一次試験は筆記ですが、私が受験した時はほとんどマークシートになっていて書かせる問題が2,3問あったくらいでした。書かせる内容と言っても、レストラン回転率を計算しろとかシャトー・マルゴーを英語表記しろとか、なぜ〜が…になるのか述べよとか言った類の論文形式ものは一切ありません。今は全問マークシートになっているようです。つまり暗記したら解ける、とても日本的な試験内容で、誰が採点しても公平に採点ができる試験内容です。(コンピューターで自動採点だと思いますが)

本屋に行けば、試験対策用の問題集やら語呂合せでの覚え方などの本が見つかります。化学のクラスで覚えた水平リーベ僕の船…あれと同じ。(ま、あの場合はあれを覚えていなければ先に進めないからなんですが)ソムリエの一次試験はそれがほとんどで、覚えた何かを応用させる問題ではないのね。前後関係分かってなくても、教本暗記したら受かるのよ。実際当時の私がそうでした。

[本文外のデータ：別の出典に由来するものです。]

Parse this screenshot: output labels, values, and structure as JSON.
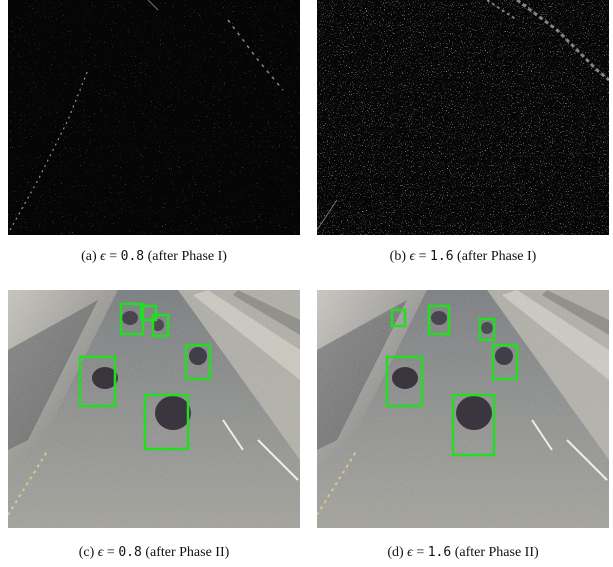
{
  "captions": {
    "a": {
      "label": "(a)",
      "symbol": "ϵ",
      "eq": "=",
      "value": "0.8",
      "phase": "(after Phase I)"
    },
    "b": {
      "label": "(b)",
      "symbol": "ϵ",
      "eq": "=",
      "value": "1.6",
      "phase": "(after Phase I)"
    },
    "c": {
      "label": "(c)",
      "symbol": "ϵ",
      "eq": "=",
      "value": "0.8",
      "phase": "(after Phase II)"
    },
    "d": {
      "label": "(d)",
      "symbol": "ϵ",
      "eq": "=",
      "value": "1.6",
      "phase": "(after Phase II)"
    }
  },
  "colors": {
    "noise_background": "#050505",
    "road_surface": "#8a8a88",
    "detection_box": "#22dd22"
  }
}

ではシニアとの違いは?答えは特になし。シニアの勉強も教本だけでカバーできる。シニアだからと言って論文が追加とかもなし。なのでまた暗記で突破可能。←これ私のことです。テイスティングも正直ソムリエと変わらなかったように思います。(あくまで私が受験した時は)

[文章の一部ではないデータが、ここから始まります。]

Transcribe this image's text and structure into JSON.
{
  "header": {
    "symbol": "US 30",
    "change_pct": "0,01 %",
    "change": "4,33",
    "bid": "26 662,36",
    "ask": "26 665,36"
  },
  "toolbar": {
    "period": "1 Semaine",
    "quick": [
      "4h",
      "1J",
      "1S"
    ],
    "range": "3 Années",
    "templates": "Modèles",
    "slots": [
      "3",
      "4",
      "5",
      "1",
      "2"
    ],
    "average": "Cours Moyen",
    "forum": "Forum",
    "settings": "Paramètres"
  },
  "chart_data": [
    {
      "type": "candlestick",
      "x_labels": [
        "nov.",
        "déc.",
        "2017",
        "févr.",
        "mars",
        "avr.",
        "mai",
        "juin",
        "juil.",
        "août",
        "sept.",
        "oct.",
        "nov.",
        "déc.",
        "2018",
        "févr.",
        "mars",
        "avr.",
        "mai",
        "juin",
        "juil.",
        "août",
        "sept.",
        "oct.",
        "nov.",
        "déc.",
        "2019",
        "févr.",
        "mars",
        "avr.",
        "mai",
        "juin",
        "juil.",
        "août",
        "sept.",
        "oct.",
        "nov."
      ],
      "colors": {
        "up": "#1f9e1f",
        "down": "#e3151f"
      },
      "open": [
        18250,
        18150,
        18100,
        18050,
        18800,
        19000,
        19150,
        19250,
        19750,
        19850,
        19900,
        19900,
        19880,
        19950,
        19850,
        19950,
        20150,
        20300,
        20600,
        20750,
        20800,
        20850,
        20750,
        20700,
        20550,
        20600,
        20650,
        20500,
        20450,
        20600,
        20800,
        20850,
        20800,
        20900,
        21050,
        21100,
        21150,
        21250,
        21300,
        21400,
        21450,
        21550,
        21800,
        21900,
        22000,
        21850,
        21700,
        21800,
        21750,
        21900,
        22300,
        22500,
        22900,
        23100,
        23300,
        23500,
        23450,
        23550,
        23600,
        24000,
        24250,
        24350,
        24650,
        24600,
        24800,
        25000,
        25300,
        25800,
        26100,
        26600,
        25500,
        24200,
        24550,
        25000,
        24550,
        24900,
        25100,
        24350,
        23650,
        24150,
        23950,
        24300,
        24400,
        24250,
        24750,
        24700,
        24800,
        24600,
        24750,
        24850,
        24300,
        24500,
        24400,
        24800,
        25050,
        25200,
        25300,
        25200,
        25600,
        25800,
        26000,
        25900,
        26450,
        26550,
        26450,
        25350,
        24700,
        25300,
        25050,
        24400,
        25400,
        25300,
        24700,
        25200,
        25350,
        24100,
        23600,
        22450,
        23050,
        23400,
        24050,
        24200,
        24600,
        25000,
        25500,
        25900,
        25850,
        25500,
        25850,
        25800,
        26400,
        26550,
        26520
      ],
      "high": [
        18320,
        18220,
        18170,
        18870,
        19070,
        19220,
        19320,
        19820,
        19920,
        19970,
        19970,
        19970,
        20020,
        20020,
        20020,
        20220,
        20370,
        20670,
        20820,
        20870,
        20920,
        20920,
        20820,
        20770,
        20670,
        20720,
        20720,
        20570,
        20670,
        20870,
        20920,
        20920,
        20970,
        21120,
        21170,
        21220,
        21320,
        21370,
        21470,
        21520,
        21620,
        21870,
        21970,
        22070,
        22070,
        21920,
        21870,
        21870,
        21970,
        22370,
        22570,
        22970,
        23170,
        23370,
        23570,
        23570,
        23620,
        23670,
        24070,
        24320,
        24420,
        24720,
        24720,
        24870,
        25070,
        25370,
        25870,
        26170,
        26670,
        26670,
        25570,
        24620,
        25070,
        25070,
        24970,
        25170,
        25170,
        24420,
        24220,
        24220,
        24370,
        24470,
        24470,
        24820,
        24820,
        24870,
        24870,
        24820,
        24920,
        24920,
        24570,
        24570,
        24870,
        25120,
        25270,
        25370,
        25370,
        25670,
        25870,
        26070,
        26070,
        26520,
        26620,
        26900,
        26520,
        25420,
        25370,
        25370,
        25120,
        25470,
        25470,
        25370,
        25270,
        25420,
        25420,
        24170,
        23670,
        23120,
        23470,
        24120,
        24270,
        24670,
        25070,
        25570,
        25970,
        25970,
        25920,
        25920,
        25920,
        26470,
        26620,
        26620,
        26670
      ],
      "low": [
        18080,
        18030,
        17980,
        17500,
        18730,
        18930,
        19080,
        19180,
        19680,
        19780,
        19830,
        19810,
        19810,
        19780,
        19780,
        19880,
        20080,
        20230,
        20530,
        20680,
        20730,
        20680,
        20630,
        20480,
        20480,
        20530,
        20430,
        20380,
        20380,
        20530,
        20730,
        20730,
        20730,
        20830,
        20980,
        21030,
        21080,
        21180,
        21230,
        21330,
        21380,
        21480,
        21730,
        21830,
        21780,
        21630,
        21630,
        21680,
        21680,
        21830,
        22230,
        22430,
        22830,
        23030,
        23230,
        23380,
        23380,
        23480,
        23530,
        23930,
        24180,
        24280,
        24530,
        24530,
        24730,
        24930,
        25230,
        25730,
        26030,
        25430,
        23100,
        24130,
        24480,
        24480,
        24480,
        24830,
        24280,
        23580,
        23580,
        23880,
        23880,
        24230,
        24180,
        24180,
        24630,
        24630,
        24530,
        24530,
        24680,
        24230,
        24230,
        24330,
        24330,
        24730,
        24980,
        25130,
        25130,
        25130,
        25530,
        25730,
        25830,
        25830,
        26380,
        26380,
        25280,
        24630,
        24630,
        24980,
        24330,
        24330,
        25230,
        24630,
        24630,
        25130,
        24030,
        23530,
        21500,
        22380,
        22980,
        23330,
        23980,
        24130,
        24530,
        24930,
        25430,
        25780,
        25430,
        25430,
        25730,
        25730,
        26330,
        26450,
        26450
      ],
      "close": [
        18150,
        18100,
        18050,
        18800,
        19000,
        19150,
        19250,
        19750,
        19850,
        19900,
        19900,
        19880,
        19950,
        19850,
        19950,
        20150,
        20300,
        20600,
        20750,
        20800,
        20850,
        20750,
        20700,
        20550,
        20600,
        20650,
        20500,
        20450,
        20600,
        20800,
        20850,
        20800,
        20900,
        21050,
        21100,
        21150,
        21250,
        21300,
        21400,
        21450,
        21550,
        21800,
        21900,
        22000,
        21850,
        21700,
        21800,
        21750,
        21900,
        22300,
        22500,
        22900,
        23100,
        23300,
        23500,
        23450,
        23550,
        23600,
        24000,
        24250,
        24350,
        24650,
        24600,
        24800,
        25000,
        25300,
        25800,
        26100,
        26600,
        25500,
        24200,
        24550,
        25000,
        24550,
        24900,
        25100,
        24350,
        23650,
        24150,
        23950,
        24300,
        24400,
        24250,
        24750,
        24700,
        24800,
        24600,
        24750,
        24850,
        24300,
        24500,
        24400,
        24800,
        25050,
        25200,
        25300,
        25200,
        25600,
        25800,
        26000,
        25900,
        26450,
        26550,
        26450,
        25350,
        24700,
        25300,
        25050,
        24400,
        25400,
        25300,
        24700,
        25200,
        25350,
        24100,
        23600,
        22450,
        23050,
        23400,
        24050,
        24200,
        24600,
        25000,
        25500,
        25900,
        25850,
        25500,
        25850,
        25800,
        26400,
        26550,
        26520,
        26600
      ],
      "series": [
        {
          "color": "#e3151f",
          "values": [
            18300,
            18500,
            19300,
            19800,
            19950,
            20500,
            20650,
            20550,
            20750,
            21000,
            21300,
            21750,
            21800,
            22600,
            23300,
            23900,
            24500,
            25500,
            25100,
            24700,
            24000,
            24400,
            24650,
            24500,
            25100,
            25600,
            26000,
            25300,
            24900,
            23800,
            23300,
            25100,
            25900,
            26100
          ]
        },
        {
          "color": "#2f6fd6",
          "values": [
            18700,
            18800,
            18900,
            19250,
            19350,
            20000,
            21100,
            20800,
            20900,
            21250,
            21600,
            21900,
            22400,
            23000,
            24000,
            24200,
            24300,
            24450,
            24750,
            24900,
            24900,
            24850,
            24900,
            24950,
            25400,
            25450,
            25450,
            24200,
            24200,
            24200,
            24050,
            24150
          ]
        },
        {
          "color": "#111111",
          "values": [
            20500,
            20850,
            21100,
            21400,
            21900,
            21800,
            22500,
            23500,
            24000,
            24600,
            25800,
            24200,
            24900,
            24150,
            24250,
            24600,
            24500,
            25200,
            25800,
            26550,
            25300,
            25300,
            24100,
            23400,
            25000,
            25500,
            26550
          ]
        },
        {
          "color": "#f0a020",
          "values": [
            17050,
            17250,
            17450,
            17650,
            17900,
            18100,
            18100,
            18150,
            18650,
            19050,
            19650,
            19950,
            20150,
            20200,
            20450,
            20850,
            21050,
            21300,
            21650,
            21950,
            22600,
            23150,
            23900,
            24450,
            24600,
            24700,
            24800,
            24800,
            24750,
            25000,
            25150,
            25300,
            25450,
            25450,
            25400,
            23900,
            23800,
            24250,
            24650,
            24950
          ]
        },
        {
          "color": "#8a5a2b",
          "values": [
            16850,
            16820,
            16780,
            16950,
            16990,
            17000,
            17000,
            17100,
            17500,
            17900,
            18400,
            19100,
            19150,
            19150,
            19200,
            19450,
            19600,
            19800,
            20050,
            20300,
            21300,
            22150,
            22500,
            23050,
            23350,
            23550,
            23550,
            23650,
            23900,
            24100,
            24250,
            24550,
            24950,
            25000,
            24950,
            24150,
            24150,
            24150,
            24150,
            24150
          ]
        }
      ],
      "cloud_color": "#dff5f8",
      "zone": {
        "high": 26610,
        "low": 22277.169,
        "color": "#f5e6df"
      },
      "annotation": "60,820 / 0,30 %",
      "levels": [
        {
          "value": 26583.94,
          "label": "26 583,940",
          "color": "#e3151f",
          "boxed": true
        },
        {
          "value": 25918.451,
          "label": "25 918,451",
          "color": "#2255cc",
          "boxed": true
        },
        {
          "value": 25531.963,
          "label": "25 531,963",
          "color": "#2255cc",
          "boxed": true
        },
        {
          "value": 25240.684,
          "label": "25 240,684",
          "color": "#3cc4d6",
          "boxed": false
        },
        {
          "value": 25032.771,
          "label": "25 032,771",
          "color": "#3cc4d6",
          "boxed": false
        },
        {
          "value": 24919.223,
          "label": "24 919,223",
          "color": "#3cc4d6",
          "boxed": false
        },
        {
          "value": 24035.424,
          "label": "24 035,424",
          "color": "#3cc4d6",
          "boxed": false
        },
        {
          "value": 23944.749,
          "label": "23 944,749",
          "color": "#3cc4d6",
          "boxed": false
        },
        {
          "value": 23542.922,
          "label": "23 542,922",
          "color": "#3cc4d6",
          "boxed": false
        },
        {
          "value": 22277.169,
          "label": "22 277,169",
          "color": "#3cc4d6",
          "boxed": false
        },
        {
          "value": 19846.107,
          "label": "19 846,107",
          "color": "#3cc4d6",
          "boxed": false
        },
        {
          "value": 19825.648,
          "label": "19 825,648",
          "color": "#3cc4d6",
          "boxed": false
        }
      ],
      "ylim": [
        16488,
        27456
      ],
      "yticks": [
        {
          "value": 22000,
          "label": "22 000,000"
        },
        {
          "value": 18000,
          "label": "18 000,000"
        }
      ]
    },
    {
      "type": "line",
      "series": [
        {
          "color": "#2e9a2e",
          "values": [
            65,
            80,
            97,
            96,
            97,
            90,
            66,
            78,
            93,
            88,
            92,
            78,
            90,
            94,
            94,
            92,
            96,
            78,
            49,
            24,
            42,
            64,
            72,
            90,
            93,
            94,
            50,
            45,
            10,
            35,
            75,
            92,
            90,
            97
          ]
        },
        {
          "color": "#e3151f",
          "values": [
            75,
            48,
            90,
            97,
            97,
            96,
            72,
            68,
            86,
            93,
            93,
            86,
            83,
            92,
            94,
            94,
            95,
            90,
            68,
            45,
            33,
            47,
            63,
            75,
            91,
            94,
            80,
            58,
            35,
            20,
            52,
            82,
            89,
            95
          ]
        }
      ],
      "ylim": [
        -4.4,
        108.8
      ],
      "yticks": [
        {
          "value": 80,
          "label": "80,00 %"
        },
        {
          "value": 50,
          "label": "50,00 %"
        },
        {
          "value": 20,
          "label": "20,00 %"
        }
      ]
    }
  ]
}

補足:2012年よりワイン検定やInternational A.S.I. Sommelier Diplomaの認証が始まったことにより、シニアソムリエの試験において筆記とテイスティングの1次試験のみだったものが2013年以降の試験は、筆記の1次試験とテイスティングにサービス実技が加わった2次試験の二本立てになりました。実質的に難易度が上がったことになります。

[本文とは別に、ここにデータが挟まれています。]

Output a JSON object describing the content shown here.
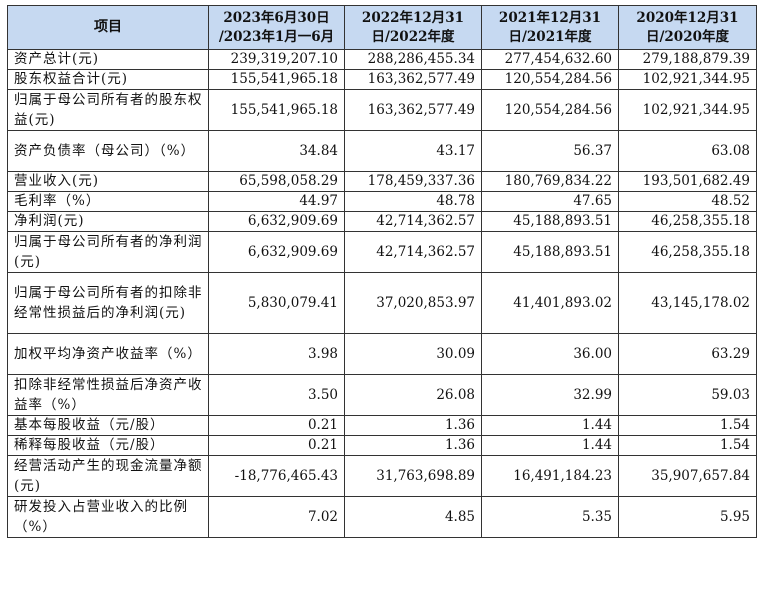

結論として、JSAの資格は筆記に関しては暗記で突破可能。絶対評価なので所定の点数(70%と言われてはいます)をとれば合格します。また落とすための試験ではなく、ここにあるワインを前にいるお客様にいかに魅力的に説明するかというのが特にテイスティングでは元になっていること。難易度としては一番基礎レベルのソムリエ、アドバイザー、エキスパートがWSETのInternational Higher Certificateと同じくらい。最初のハードルが高いのですが、その次のシニアとの幅が狭く、シニア以上の資格がないので、資格としてはそこで打ち止め。あくまでサービス要員としてどうワインと関わっていくかが軸になっています。

長くなったのでWSETは次回に。